Serious adverse reactions to adrenaline are becoming more likely

BMJ 1996; 313 doi: https://doi.org/10.1136/bmj.313.7052.299b (Published 03 August 1996) Cite this as: BMJ 1996;313:299
  1. John A Wilson
  1. Consultant in allergy and clinical immunology Royal Liverpool University Hospitals, Liverpool L7 8XP

    EDITOR,—Pamela W Ewan's findings with regard to peanut and nut allergy1 agree with my personal experience of the problem: such allergy occurs in otherwise atopic subjects, it is acquired early (possibly in utero in some cases), and after the first adverse reaction sufferers are almost invariably aware of the problem—although in some this is at a subconscious level, and they become averse to all nuts without remembering the reason.

    I doubt, however, Ewan's implication that the problem is becoming much more common. It is difficult to obtain meaningful figures of prevalence in the past, but I have estimated a probable prevalence of hypersensitivity to any nut of between 1% and 5% in the population from which my patients have been drawn over some 30 years, and without much variation. Previously, those affected knew that they could not eat nuts, avoided them assiduously, were generally free of symptoms, and did not consult a doctor, which explains the medical profession's lack of awareness of the problem in the past. Those affected were detected, if at all, when they attended allergy clinics for investigation of other manifestations of atopy.

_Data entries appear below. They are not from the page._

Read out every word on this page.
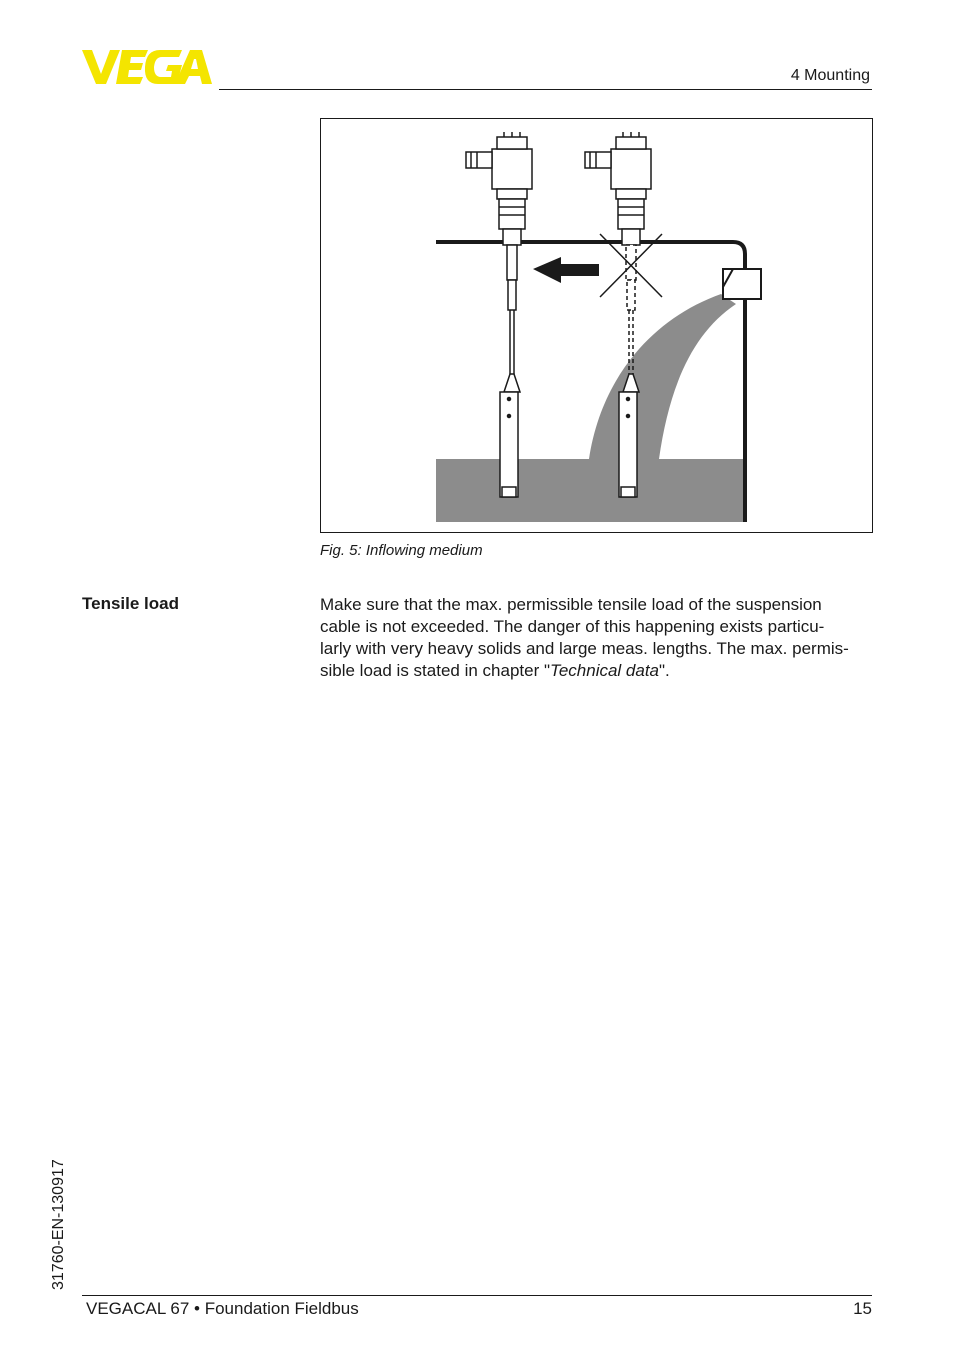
4 Mounting
Fig. 5: Inflowing medium
Tensile load	Make sure that the max. permissible tensile load of the suspension
cable is not exceeded. The danger of this happening exists particu-
larly with very heavy solids and large meas. lengths. The max. permis-
sible load is stated in chapter "Technical data".
31760-EN-130917
VEGACAL 67 • Foundation Fieldbus	15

Now, on the other hand, as a consequence of publicity generated by such organisations as the Anaphylaxis Campaign and British Allergy Foundation,2 many people who managed very well by themselves over many years have been informed that they must seek medical advice and be referred to clinics, where investigation confirms only what they know already.

    A consequence of this is that we are seeing a true increase in serious adverse reactions to adrenaline injections, which are now being offered routinely to such patients and used for any symptoms, whether trivial or even unrelated to hypersensitivity. Parenteral adrenaline certainly plays a major part in the management of dangerous anaphylaxis and angio-oedema, but these are exceedingly rare (especially when one considers the high prevalence of sensitivity to nuts), and they probably usually involve additional, non-atopic factors. Avoidance remains the golden rule and is usually practised successfully because the patient's tongue and lips are aware of traces of the allergen in prepared foods to which the patient has been blinded. Better labelling of foods would help, but I fear that we may see more frequent dangerous episodes, including deaths, due to adrenaline than to anaphylaxis unless a more measured response to the problem is developed.